The fire crackled low, and everyone went about their small tasks, cooking, eating, cleaning of metal eyes. Ruth came to her where she sat atop her roll of sleeping linen and gave her a book.
“It is a diary for you. To take notes of our journey.”
“Oh! Thank you.”
“There is a pencil inside the spine.” Ruth clicked her tongue. “I thought you would appreciate it.”
“Yes. I do.” She clasped Ruth’s giant hand and shook it, marveling at the heat in her fingers.
Sucking on her lower lip, with the diary clasped to her chest, she considered how lovely this was as Ruth moved away to sit and talk again with Shades.
Life was in disarray, and the prospect of writing the adventure down, yes, it filled her with excitement. In the last of the light, she wrote a few words, then closed the diary and slid it into the small bag John had given her.
John, the man who had happily sexually violated her but now did nothing more than watch every move she made—as if she held some secret he wanted but did not dare ask for? Or was he merely suspicious, thinking she might escape?
Then again, he hadn’t even roped her wrist.

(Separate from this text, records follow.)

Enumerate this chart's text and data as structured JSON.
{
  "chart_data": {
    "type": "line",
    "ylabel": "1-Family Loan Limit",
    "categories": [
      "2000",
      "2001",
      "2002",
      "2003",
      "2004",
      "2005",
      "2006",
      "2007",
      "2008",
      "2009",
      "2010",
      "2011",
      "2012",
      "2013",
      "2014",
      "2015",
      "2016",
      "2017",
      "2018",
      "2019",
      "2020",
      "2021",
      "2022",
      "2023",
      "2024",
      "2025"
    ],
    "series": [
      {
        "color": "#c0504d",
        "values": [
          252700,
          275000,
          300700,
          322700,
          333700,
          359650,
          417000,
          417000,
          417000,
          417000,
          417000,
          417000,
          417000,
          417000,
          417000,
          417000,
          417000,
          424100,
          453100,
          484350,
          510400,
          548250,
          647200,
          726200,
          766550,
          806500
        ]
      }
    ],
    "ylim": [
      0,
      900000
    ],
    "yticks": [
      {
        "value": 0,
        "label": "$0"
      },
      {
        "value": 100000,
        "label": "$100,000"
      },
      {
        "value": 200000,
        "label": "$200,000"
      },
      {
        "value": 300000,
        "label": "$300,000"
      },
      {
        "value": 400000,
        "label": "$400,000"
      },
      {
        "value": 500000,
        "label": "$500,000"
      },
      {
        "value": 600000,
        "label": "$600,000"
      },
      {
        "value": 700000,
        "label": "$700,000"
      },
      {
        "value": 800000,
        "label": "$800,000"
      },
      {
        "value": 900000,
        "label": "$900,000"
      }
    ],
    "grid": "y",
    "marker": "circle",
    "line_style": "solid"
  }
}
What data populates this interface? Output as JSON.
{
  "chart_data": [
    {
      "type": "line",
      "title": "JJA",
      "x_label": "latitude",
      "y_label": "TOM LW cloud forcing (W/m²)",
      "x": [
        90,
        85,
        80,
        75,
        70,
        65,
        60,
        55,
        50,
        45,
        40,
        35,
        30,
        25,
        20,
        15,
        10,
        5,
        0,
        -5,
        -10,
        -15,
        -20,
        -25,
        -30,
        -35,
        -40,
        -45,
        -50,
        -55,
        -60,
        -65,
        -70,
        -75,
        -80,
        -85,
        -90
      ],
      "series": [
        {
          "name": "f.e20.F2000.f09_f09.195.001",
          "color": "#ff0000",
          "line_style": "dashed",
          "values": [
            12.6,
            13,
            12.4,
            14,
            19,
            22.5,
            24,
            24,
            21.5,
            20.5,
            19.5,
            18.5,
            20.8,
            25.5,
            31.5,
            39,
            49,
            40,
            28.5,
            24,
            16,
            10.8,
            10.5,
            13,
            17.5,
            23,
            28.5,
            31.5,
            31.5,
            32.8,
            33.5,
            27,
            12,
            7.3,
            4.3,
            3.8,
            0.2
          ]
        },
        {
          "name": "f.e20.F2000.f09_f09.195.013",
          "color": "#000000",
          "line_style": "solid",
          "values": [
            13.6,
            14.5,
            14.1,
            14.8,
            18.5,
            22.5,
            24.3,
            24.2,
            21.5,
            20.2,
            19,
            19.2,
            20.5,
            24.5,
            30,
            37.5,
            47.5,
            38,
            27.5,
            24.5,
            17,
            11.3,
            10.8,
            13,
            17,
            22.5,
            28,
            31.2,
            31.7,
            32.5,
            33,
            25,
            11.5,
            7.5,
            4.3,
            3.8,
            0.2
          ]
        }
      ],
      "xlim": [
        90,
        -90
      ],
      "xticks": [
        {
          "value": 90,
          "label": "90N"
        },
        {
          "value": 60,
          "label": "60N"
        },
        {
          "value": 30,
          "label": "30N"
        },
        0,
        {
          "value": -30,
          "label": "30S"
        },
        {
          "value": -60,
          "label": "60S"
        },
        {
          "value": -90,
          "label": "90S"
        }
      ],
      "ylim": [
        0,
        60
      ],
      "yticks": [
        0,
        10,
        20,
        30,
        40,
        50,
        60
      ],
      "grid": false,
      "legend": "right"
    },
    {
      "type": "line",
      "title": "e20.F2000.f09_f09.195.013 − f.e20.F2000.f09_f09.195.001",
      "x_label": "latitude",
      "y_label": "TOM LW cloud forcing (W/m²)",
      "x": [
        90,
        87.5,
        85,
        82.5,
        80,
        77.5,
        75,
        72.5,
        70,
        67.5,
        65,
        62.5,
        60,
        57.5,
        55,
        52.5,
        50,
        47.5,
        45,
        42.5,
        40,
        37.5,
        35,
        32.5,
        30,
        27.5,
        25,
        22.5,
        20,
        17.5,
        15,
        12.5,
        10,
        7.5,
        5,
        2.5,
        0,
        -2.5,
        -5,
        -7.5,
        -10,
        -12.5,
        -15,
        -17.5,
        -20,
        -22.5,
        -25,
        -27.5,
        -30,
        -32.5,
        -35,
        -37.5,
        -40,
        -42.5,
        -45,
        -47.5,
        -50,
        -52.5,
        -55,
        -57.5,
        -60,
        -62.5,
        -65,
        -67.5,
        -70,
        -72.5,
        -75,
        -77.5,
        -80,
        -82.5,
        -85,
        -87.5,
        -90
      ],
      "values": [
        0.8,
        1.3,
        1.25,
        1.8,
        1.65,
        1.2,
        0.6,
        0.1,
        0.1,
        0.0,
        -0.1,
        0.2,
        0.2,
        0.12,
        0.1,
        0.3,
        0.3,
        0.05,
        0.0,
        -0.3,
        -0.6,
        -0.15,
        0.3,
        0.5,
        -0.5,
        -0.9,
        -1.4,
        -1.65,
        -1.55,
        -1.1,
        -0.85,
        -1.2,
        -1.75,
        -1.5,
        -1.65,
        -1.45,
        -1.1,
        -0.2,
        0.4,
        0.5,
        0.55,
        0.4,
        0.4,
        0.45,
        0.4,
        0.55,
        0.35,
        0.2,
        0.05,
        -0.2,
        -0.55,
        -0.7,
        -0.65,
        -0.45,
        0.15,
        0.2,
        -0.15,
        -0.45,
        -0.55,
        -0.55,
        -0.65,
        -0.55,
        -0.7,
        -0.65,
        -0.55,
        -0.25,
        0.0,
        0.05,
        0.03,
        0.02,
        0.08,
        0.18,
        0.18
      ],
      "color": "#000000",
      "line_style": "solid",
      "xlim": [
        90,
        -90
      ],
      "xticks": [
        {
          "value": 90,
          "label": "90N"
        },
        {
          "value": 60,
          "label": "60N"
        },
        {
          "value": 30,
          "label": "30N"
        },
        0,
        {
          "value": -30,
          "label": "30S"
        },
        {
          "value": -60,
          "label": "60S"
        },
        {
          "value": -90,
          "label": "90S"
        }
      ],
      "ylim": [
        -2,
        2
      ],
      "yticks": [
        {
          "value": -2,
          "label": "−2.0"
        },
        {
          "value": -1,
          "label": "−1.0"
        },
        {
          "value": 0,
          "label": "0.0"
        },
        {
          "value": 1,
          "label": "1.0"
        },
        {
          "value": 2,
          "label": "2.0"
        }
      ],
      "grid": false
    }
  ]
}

After she slipped into the bedding, with a wad of clothes for a pillow, Po felt her wrist. She remembered the rope on her, tightening. Smiling, she shut her eyes and fell into some very odd dreams, none of which she could quite remember when she woke.
Morning, with the cold of the earth numbing her bones and flesh.
Bit by bit, Po unpacked herself from her roll of bedding. She rubbed her hip, combed a mess of hair from her eyes. Sleeping on the ground would make anyone feel a hundred years older.
Soon after, still yawning she stumbled to where the others had gathered beside the fire.
There was breakfast in the offing, for Shades was frying bacon, eggs, and tomatoes in a pan. With lard, she was told. She wasn’t sure what lard was, but it smelled delicious.
She leaned in and inhaled again.
“Oh, this is marvelous. The one thing I really miss is having a chef prepare my meals.”
Silence sneaked in.
“What did I say?”
“Here. Dig in.” Shades handed her a filled plate.
Of course. She looked down at the plate. This was what they always ate. Only John was likely to have ever eaten chef-prepared meals.
Had she insulted them?
Shades shot her a curious look, and John shook his head, but no one admonished her.
With the well-heaped plate, she sat with them on a large log, picked up her one utensil, a fork with bent tines. She rotated it.
Clean, at least.
Not silver but did that actually make the food taste different? No. Po tucked in, and took a mouthful, chewing with her eyes half-closed. Heavenly. She was dreadfully hungry. Swallowing it, feeling her stomach fill as she ate more, was a mixture of amazing and awesome.
She leaned forward and looked past Ruth at Shades. “Thank you.”
“You are welcome.” He smiled at her, his half-metal mouth inclining upward, and she met his eyes and smiled back.
This too felt good, her chest was gooey with warmth, same as yesterday. Was this what friendship felt like, when there were no politics, trade, money, or expectation of influence involved?
Though little more was said, already this was… comfortable.
As she ate the food with some rather stale bread, birds twittered in the trees, hopping about swearing at each other in bird language, or swiveling upside-down to nibble on some yellow flowers. Ruth’s blue birds joined them, adding to the noise.
While Ruth and John collected the dishes and set off to the stream, Shades unpacked something from his handcart, then walked to her. In his hand was a roll of cloth tied with a brown cord. Sunlight bathed a nearby log with brightness, and he beckoned her there and sat.
“Here is my eye.” It lay on his uncurled palm. With the other hand, he offered Po the roll of cloth. “This is the tool kit. There are small screwdrivers, hammers, tweezers, rods, spare screws, connectors, as well as a magnifying monocle. The eye is robust, so I have hopes.”
“Okay.” She looked about. “You should sit on the ground so I can see into the socket. Lean your head back, if you can?”
“Yes.” He sat, leaned his back against the log. “Say when you want me to tilt my head.”
She laid the roll of tools atop a clean shirt, drew a deep breath to steady herself, and she set to work.
As she worked, she recognized this as a pivotal moment for her. She had never before helped anyone for such selfless reasons. Her ministers would be appalled.
She thought back over the last few days of grit and grime, and the somewhat filthy sex, even if John had not technically deflowered her. That required penis-in-vagina intercourse. Her biology lessons had their uses. She found herself smiling.
Yesterday it had felt good to be tired. Today she was happy to be full of cheap but tasty food, to have the diary to write in—a present given her by the largest person she’d yet met. She was happy also to be with others who were working toward a goal that was not merely in coin. Even Shades had no definite reward in sight. It was a maybe, when they rescued Xander.
This was ordinary life, with unusual people, and it had great merit.
Her mind shifted gears.
Though, actually, gears were pretty simple at the time and made of timber unless they were inside clocks, or a cyclan warrior.